4.2 TokenId Type Examples

Long Text Stress Testing

synthetic_config = {
    "Type": "tokenid",
    "RequestCount": 1000,
    "TokenIdConfig": {
        "RequestSize": 2048   # 2048 tokens per request
    }
}

Short Text Performance Testing

synthetic_config = {
    "Type": "tokenid",
    "RequestCount": 5000,
    "TokenIdConfig": {
        "RequestSize": 128    # Short text processing scenario
    }
}

V. Frequently Asked Questions

Q1: How to choose a distribution type?

Uniform distribution: Suitable for baseline scenarios in stress testing.
Gaussian distribution: Simulates average request lengths in real scenarios.
Zipf distribution: Generates long-tail distributed data (e.g., 1% of requests account for 50% of computation).
Suggested distribution combinations:
- Stress testing: Use zipf distribution for Input and uniform distribution for Output.
- Stability testing: Use gaussian distribution for both Input and Output.

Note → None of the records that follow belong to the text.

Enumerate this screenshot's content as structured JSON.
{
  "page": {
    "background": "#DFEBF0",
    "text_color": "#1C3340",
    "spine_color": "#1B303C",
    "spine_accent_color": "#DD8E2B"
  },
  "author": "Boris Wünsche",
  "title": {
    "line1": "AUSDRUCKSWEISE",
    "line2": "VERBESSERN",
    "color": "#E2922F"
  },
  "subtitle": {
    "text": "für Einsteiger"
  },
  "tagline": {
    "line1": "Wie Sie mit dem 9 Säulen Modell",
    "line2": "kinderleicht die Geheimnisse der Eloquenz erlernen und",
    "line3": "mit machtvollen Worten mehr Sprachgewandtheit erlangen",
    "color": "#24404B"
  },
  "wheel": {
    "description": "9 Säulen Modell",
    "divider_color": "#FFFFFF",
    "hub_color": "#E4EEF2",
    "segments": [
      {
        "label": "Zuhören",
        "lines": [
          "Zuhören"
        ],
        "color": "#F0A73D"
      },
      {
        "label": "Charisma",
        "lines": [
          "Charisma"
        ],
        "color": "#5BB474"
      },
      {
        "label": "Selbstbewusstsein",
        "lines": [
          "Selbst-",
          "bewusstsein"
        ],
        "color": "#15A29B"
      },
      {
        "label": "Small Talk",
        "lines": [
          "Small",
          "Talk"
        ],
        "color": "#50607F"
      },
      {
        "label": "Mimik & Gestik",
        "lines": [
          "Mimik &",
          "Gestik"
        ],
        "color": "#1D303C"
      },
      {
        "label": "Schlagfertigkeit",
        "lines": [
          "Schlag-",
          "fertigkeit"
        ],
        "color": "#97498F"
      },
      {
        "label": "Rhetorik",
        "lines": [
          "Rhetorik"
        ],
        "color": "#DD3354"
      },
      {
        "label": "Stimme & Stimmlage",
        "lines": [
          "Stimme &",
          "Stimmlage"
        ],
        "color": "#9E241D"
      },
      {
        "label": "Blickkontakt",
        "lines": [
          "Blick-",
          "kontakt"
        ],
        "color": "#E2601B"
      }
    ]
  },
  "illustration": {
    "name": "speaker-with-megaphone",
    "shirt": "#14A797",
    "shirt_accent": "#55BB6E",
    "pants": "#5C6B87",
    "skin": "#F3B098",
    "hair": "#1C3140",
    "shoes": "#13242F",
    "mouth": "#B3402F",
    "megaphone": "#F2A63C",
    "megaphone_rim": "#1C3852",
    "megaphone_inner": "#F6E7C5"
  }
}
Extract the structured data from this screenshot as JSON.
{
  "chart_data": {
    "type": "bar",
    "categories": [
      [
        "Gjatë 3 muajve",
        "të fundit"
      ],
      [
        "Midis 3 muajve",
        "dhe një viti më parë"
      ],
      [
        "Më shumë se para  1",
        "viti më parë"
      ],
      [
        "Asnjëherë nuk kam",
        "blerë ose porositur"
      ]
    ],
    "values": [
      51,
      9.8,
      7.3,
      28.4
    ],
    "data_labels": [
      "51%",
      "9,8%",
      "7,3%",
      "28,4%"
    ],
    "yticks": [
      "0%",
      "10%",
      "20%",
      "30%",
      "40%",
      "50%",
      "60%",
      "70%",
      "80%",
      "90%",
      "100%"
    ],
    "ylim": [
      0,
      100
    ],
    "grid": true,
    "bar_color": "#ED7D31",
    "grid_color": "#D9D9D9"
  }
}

Q2: Why does the performance evaluation result matrix show unexpected values even after specifying the input length?

tokenid mode: When sending requests, prompts of specified length (composed of randomly generated tokens within the model’s vocabulary range) are re-decoded into strings before being sent to the service. Fluctuations may occur due to possible many-to-one or one-to-many vocabulary mappings in different models.
string mode: The input length here refers to the length of the input string, not the number of tokens.
Preprocessing stage: Additional string concatenation may be performed before/after using chat-related APIs.

Q3: Why does the performance evaluation result matrix show unexpected values even after specifying the output length in String mode?

Significant discrepancy: Check if the ignore_eos parameter in generation_kwargs of the model API configuration file is correctly set to True (this ensures the service ignores the end-of-sequence token until the preset output length is reached).

VI. Notes

tokenid mode: The value range of tokenid depends on the vocabulary range of the model specified in the model configuration file.
string mode: A fixed-length sequence is generated when MinValue=MaxValue.